Tips on Shortening the Cycle Consider the timing. Every planning event takes an enormous amount of time. Companies should ask how often they need to build plans and for what purpose. Ask: What s the purpose? If the purpose is to implement the strategic plan, the budget template should be able to tell me what the strategy is. If that s not obvious, then for many managers budgeting is now just about collecting numbers. Split it in two. Have a business as usual and strategic initiatives budget. With the latter, the focus would be on introducing new business processes or changing existing ones. Seek better systems. It s no secret that many organizations still rely on spreadsheets to run their planning, budgeting, and forecasting processes. Without the right enabling technology, the process can take weeks not minutes.

Tips on how to Shorten the Cycle Understand the link. It s important to remember that the budget is only one step in the overall planning process. Companies should integrate the planning calendar. It s useful to integrate at key points with dates and responsibilities. It s a simple solution in many cases. One area where people fall short is that these processes get out of sync, which forces much unnecessary iterations, he said. That means people have to do things over multiple times lengthening the process and making it feel more burdensome. Check for materiality. Evaluate each line item for materiality and volatility. How important is it, and how often does it change? Things that are material and volatile should require more attention than things that are immaterial and steady. Things that are low volatility can be automatically populated.

Tips on Shortening the Cycle Budget driver-based bundles. Use a planning approach that bundles together logical items. If you re forecasting headcount, include all the items that are related, i.e. increase in FICA, salary, pension adjustments, healthcare costs. Set targets. Building a plan from a target is far more effective than building one based on a question. Setting targets dramatically reduces the risk of having to repeat cycles in order to finalize the budget. Communicating the targets top-down is very important. The budget should be driven by the board of directors. The business units add the details. The business units need to understand their cost base. If they don t understand their cost base, they can t really manage it.

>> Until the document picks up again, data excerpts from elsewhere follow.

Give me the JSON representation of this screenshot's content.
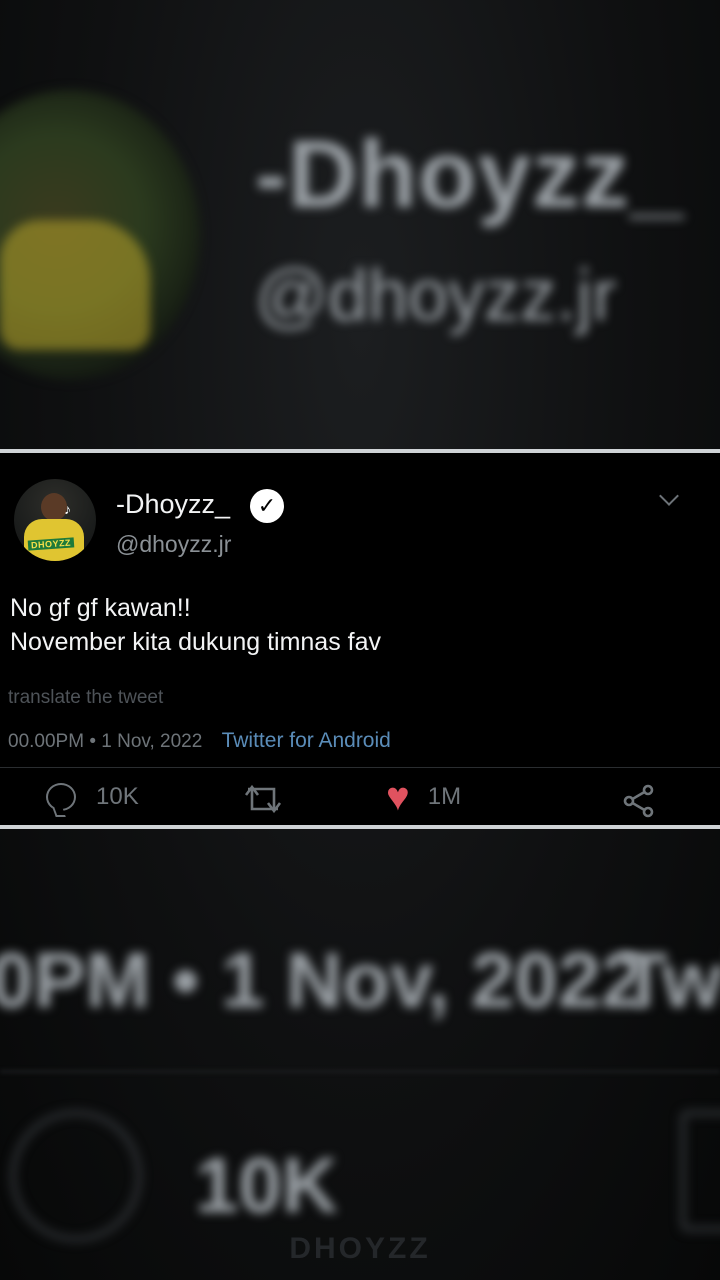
{
  "background": {
    "blurred_name": "-Dhoyzz_",
    "blurred_handle": "@dhoyzz.jr",
    "blurred_date": "0PM • 1 Nov, 2022",
    "blurred_source": "Twi",
    "blurred_count": "10K",
    "watermark": "DHOYZZ"
  },
  "tweet": {
    "display_name": "-Dhoyzz_",
    "verified_glyph": "✓",
    "handle": "@dhoyzz.jr",
    "avatar_tag": "DHOYZZ",
    "lines": [
      "No gf gf kawan!!",
      "November kita dukung timnas fav"
    ],
    "translate_label": "translate the tweet",
    "timestamp": "00.00PM • 1 Nov, 2022",
    "source": "Twitter for Android",
    "reply_count": "10K",
    "like_count": "1M"
  },
  "icons": {
    "reply": "comment-icon",
    "retweet": "retweet-icon",
    "like": "heart-icon",
    "share": "share-icon",
    "menu": "chevron-down-icon",
    "verified": "verified-badge-icon"
  },
  "colors": {
    "like": "#e0525f",
    "link": "#5a8cb8",
    "card_border": "#cfd3d6"
  }
}
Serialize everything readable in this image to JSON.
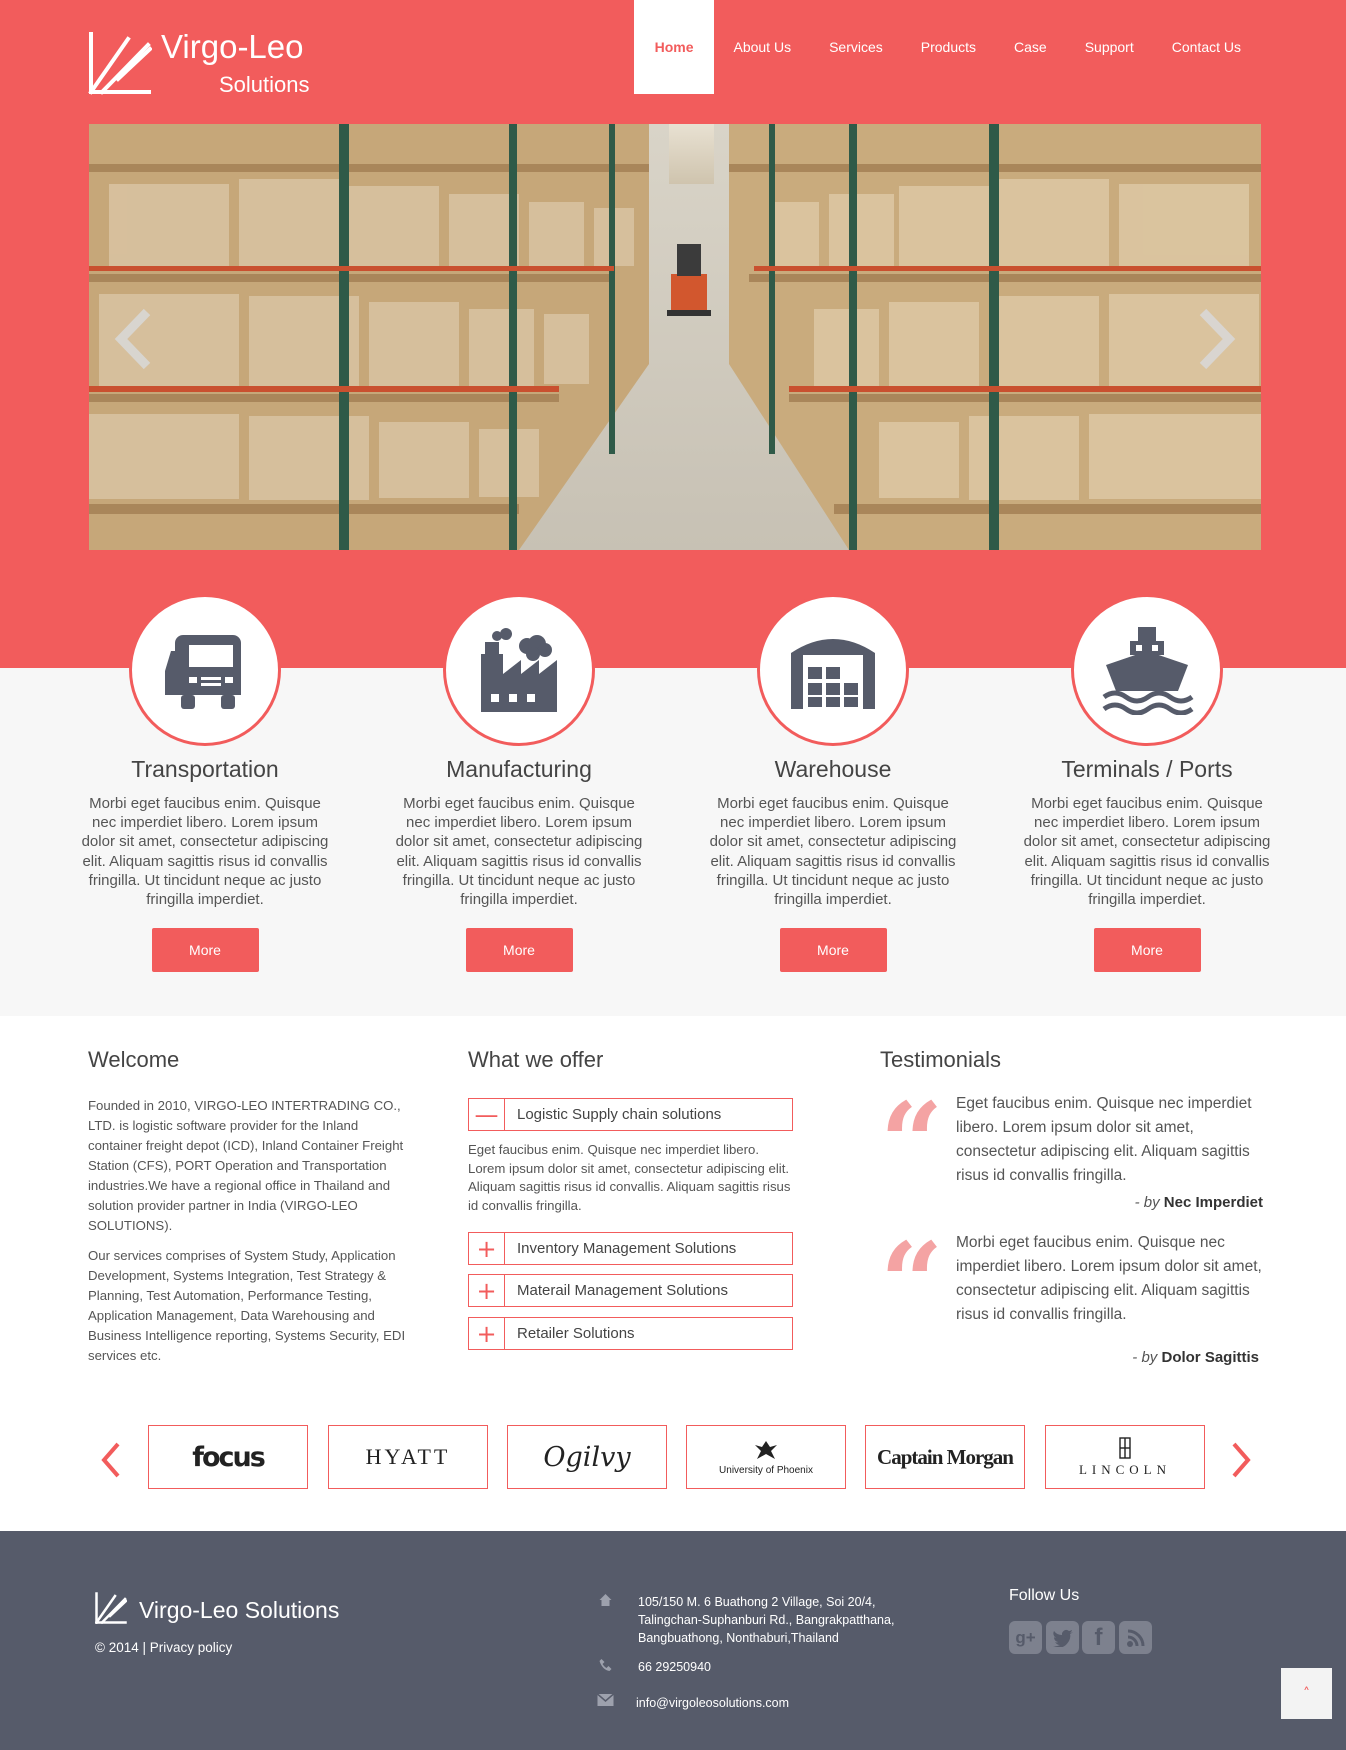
{
  "header": {
    "brand_line1": "Virgo-Leo",
    "brand_line2": "Solutions",
    "nav": [
      {
        "label": "Home",
        "active": true
      },
      {
        "label": "About Us"
      },
      {
        "label": "Services"
      },
      {
        "label": "Products"
      },
      {
        "label": "Case"
      },
      {
        "label": "Support"
      },
      {
        "label": "Contact Us"
      }
    ],
    "colors": {
      "accent": "#f25c5c",
      "footer": "#565b6a"
    }
  },
  "slider": {
    "image": "warehouse aisle with pallets and forklift",
    "prev_icon": "chevron-left-icon",
    "next_icon": "chevron-right-icon"
  },
  "features": [
    {
      "icon": "truck-icon",
      "title": "Transportation",
      "text": "Morbi eget faucibus enim. Quisque nec imperdiet libero. Lorem ipsum dolor sit amet, consectetur adipiscing elit. Aliquam sagittis risus id convallis fringilla. Ut tincidunt neque ac justo fringilla imperdiet.",
      "button": "More"
    },
    {
      "icon": "factory-icon",
      "title": "Manufacturing",
      "text": "Morbi eget faucibus enim. Quisque nec imperdiet libero. Lorem ipsum dolor sit amet, consectetur adipiscing elit. Aliquam sagittis risus id convallis fringilla. Ut tincidunt neque ac justo fringilla imperdiet.",
      "button": "More"
    },
    {
      "icon": "warehouse-icon",
      "title": "Warehouse",
      "text": "Morbi eget faucibus enim. Quisque nec imperdiet libero. Lorem ipsum dolor sit amet, consectetur adipiscing elit. Aliquam sagittis risus id convallis fringilla. Ut tincidunt neque ac justo fringilla imperdiet.",
      "button": "More"
    },
    {
      "icon": "ship-icon",
      "title": "Terminals / Ports",
      "text": "Morbi eget faucibus enim. Quisque nec imperdiet libero. Lorem ipsum dolor sit amet, consectetur adipiscing elit. Aliquam sagittis risus id convallis fringilla. Ut tincidunt neque ac justo fringilla imperdiet.",
      "button": "More"
    }
  ],
  "welcome": {
    "title": "Welcome",
    "p1": "Founded in 2010, VIRGO-LEO INTERTRADING CO., LTD. is logistic software provider for the Inland container freight depot (ICD), Inland Container Freight Station (CFS), PORT Operation and Transportation industries.We have a regional office in Thailand and solution provider partner in India (VIRGO-LEO SOLUTIONS).",
    "p2": "Our services comprises of System Study, Application Development, Systems Integration, Test Strategy & Planning, Test Automation, Performance Testing, Application Management, Data Warehousing and Business Intelligence reporting, Systems Security, EDI services etc."
  },
  "offer": {
    "title": "What we offer",
    "items": [
      {
        "label": "Logistic Supply chain solutions",
        "icon": "—"
      },
      {
        "label": "Inventory Management Solutions",
        "icon": "+"
      },
      {
        "label": "Materail Management Solutions",
        "icon": "+"
      },
      {
        "label": "Retailer Solutions",
        "icon": "+"
      }
    ],
    "open_body": "Eget faucibus enim. Quisque nec imperdiet libero. Lorem ipsum dolor sit amet, consectetur adipiscing elit. Aliquam sagittis risus id convallis. Aliquam sagittis risus id convallis fringilla."
  },
  "testimonials": {
    "title": "Testimonials",
    "quote_glyph": "“",
    "by_prefix": "- by",
    "items": [
      {
        "text": "Eget faucibus enim. Quisque nec imperdiet libero. Lorem ipsum dolor sit amet, consectetur adipiscing elit. Aliquam sagittis risus id convallis fringilla.",
        "author": "Nec Imperdiet"
      },
      {
        "text": "Morbi eget faucibus enim. Quisque nec imperdiet libero. Lorem ipsum dolor sit amet, consectetur adipiscing elit. Aliquam sagittis risus id convallis fringilla.",
        "author": "Dolor Sagittis"
      }
    ]
  },
  "clients": {
    "logos": [
      "focus",
      "HYATT",
      "Ogilvy",
      "University of Phoenix",
      "Captain Morgan",
      "LINCOLN"
    ],
    "prev_icon": "chevron-left-icon",
    "next_icon": "chevron-right-icon"
  },
  "footer": {
    "brand": "Virgo-Leo Solutions",
    "copyright": "© 2014 |",
    "privacy": "Privacy policy",
    "address": "105/150 M. 6 Buathong 2 Village, Soi 20/4, Talingchan-Suphanburi Rd., Bangrakpatthana, Bangbuathong, Nonthaburi,Thailand",
    "phone": "66 29250940",
    "email": "info@virgoleosolutions.com",
    "follow": "Follow Us",
    "social": [
      "google-plus-icon",
      "twitter-icon",
      "facebook-icon",
      "rss-icon"
    ],
    "to_top_glyph": "˄"
  }
}
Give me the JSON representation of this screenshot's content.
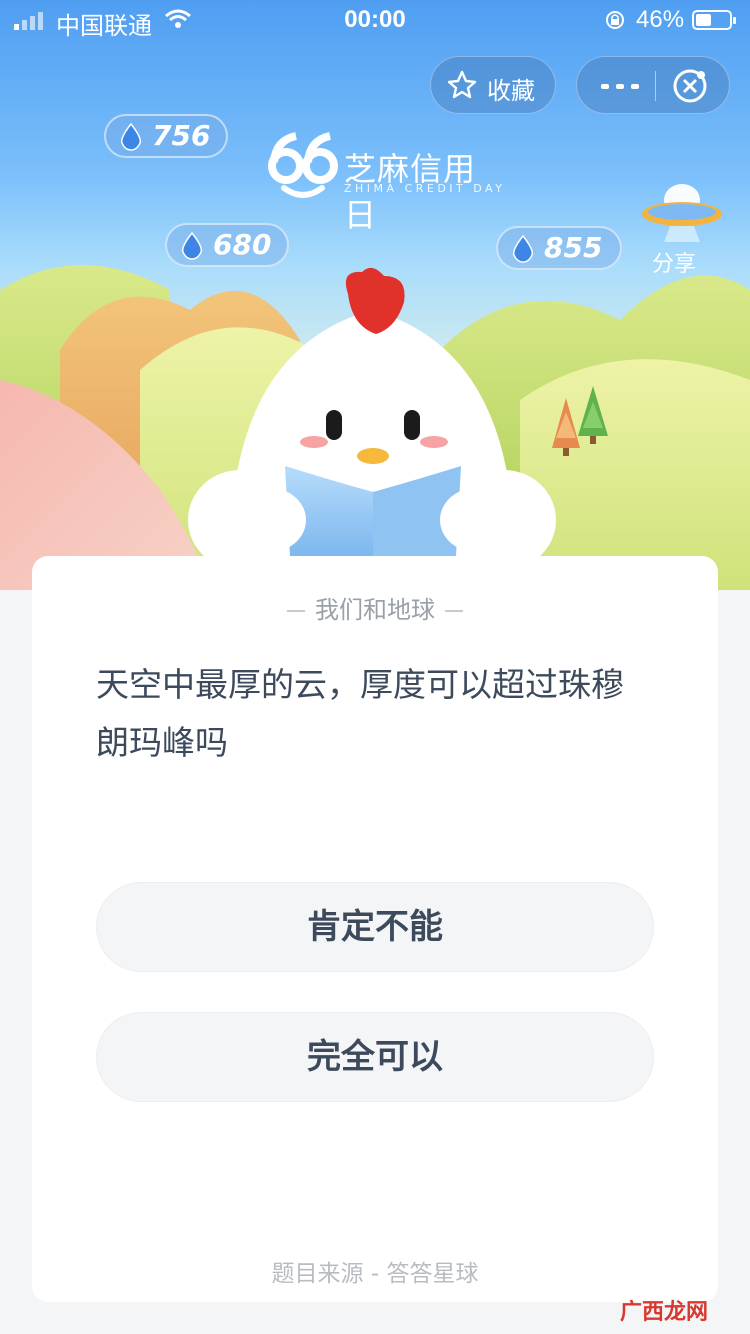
{
  "status_bar": {
    "carrier": "中国联通",
    "time": "00:00",
    "battery_percent": "46%",
    "battery_level": 0.46
  },
  "top_actions": {
    "favorite_label": "收藏",
    "share_label": "分享"
  },
  "points": {
    "bubble_1": "756",
    "bubble_2": "680",
    "bubble_3": "855"
  },
  "logo": {
    "number": "66",
    "title": "芝麻信用日",
    "subtitle": "ZHIMA CREDIT DAY"
  },
  "quiz": {
    "category": "我们和地球",
    "question": "天空中最厚的云，厚度可以超过珠穆朗玛峰吗",
    "answers": [
      "肯定不能",
      "完全可以"
    ],
    "source": "题目来源 - 答答星球"
  },
  "watermark": "广西龙网",
  "colors": {
    "accent_blue": "#4f9ef2",
    "question_text": "#3c4a5c",
    "answer_bg": "#f4f5f7",
    "chicken_comb": "#e0322b"
  },
  "icons": [
    "signal-icon",
    "wifi-icon",
    "rotation-lock-icon",
    "battery-icon",
    "star-icon",
    "more-icon",
    "close-icon",
    "drop-icon",
    "ufo-icon"
  ]
}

Tips on how to Shorten the Cycle Have a blueprint. Budgeting is a process, and it needs a good project plan. Without a plan, there s no accountability and no repercussions for being late with the numbers. You need absolute agreement at the very senior executive level that this calendar is carved in stone and that there will be implications if people don t follow the project plan. Be flexible. It s important to be able to change gears if key assumptions change, even before the budget is complete. Use these new scenarios to update the budget numbers to make them more realistic, matching them to the metrics used in the forecast. Shorten the process. Finally, just give yourself less time. Instead of six months, compress the budget process down to three weeks or less. That will force planning people to focus on the big things without the back and forth negotiations.